D'autres fruits attirent aussi, comme la poire ou la figue, mais dans des proportions moindres. Le trio cerisier, prunier, pêcher reste en tête à cause de la période exacte de sa fructification, qui coïncide avec l'apogée d'activité des colonies. Ce timing est particulièrement défavorable aux jardiniers.
Le piège bouteille qui règle la question
La méthode proposée par l'apiculteur repose sur un piège fait maison très économique. Une simple bouteille en plastique percée de petits trous suffit à construire l'ensemble. Le mélange attractif se compose de bière brune, de vin blanc et de sirop de fruits, à parts variables selon les préférences.
Le choix du vin blanc n'est pas anodin. Ce produit est considéré comme moins attractif pour les abeilles domestiques que d'autres liquides sucrés. Le piège cible ainsi majoritairement les frelons asiatiques tout en épargnant les pollinisateurs, ce qui reste un enjeu central pour les jardiniers respectueux de la biodiversité.
La hauteur de pose joue un rôle décisif dans l'efficacité. Le piège se fixe entre un mètre et un mètre cinquante du sol, sur les branches d'un des trois arbres cités ou à proximité immédiate. Cette hauteur correspond aux trajectoires de vol préférées des frelons quand ils cherchent leur nourriture.

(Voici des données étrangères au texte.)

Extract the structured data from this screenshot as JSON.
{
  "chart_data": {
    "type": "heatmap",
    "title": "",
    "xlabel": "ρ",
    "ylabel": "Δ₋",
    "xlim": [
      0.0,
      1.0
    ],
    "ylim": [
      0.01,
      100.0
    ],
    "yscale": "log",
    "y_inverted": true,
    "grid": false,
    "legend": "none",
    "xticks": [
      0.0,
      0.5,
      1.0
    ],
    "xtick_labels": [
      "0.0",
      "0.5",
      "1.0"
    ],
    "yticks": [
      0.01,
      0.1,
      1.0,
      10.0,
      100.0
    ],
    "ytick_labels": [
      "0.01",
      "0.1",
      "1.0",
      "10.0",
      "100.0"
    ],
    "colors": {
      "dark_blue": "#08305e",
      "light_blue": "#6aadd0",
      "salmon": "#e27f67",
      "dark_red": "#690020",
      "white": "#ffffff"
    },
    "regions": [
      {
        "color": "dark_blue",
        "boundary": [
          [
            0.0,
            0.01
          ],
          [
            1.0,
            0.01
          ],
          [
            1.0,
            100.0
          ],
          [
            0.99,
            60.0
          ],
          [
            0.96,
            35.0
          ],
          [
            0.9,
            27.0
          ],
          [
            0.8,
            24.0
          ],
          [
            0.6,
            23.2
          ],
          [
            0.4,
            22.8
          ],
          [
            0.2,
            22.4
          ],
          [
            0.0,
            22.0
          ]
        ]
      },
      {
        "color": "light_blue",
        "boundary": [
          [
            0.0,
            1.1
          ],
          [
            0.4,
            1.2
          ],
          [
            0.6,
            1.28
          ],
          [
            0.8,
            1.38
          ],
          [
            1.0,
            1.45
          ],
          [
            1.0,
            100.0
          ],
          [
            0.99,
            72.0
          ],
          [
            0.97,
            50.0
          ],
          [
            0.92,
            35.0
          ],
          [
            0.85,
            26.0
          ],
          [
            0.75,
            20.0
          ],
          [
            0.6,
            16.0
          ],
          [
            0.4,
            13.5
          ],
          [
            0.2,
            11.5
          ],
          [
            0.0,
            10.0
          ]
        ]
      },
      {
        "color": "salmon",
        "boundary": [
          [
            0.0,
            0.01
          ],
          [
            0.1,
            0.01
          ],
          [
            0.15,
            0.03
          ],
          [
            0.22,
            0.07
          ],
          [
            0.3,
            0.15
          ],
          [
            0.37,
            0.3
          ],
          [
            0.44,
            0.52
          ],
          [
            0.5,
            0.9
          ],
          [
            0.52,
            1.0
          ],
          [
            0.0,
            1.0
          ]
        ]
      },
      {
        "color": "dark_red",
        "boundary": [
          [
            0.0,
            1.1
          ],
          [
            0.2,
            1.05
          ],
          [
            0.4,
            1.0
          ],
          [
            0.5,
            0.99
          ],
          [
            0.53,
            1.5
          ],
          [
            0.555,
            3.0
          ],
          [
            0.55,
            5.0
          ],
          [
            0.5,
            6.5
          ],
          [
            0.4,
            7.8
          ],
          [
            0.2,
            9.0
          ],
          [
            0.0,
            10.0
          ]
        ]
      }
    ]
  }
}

L'entretien conditionne toute la démarche. Le mélange doit être renouvelé tous les sept à dix jours, selon les recommandations du Journal des Seniors reprises par plusieurs apiculteurs. Il faut aussi retirer régulièrement les insectes capturés pour éviter que le piège ne se sature.
Les gestes complémentaires au verger
Le piège seul ne suffit pas à protéger complètement un jardin fruitier. La récolte régulière des fruits tombés est indispensable, idéalement chaque matin en pleine saison. Un fruit oublié à terre pendant 48 heures devient un aimant impossible à contrer, même avec plusieurs pièges autour.
Les fruits abîmés encore sur l'arbre demandent la même attention. Un simple coup de sécateur pour les retirer réduit immédiatement le nombre de sources odorantes. Ce geste hebdomadaire, effectué en soirée quand les frelons sont moins actifs, se combine parfaitement avec le piégeage.
Une action à démarrer bien avant l'été
La saison estivale n'est pas le meilleur moment pour découvrir le problème. Le piégeage devient réellement efficace quand il commence dès le printemps, sur les reines fondatrices sorties d'hibernation. Une seule reine éliminée en avril évite une colonie entière au mois d'août.
Le calendrier idéal combine deux temps forts. Le piégeage précoce de mars à mai vise les fondatrices avant qu'elles ne bâtissent leur nid. Le piégeage estival de juin à septembre traite les ouvrières attirées par les vergers, notamment autour des trois arbres identifiés par l'apiculteur.
Cette stratégie sur deux saisons protège durablement le jardin sans jamais recourir à un traitement chimique lourd. Les frelons asiatiques restent une menace sérieuse pour les colonies d'abeilles voisines, et le rôle du jardinier dépasse largement la simple protection de ses cerises. Chaque piège bien placé contribue à préserver les pollinisateurs de tout un quartier.
La leçon des apiculteurs mérite d'être entendue avant la prochaine récolte. Trois arbres, un piège maison, une gestion attentive des fruits tombés, et la saison retrouve la sérénité qui va avec les vraies journées d'été. Le tout sans acheter le moindre produit du commerce.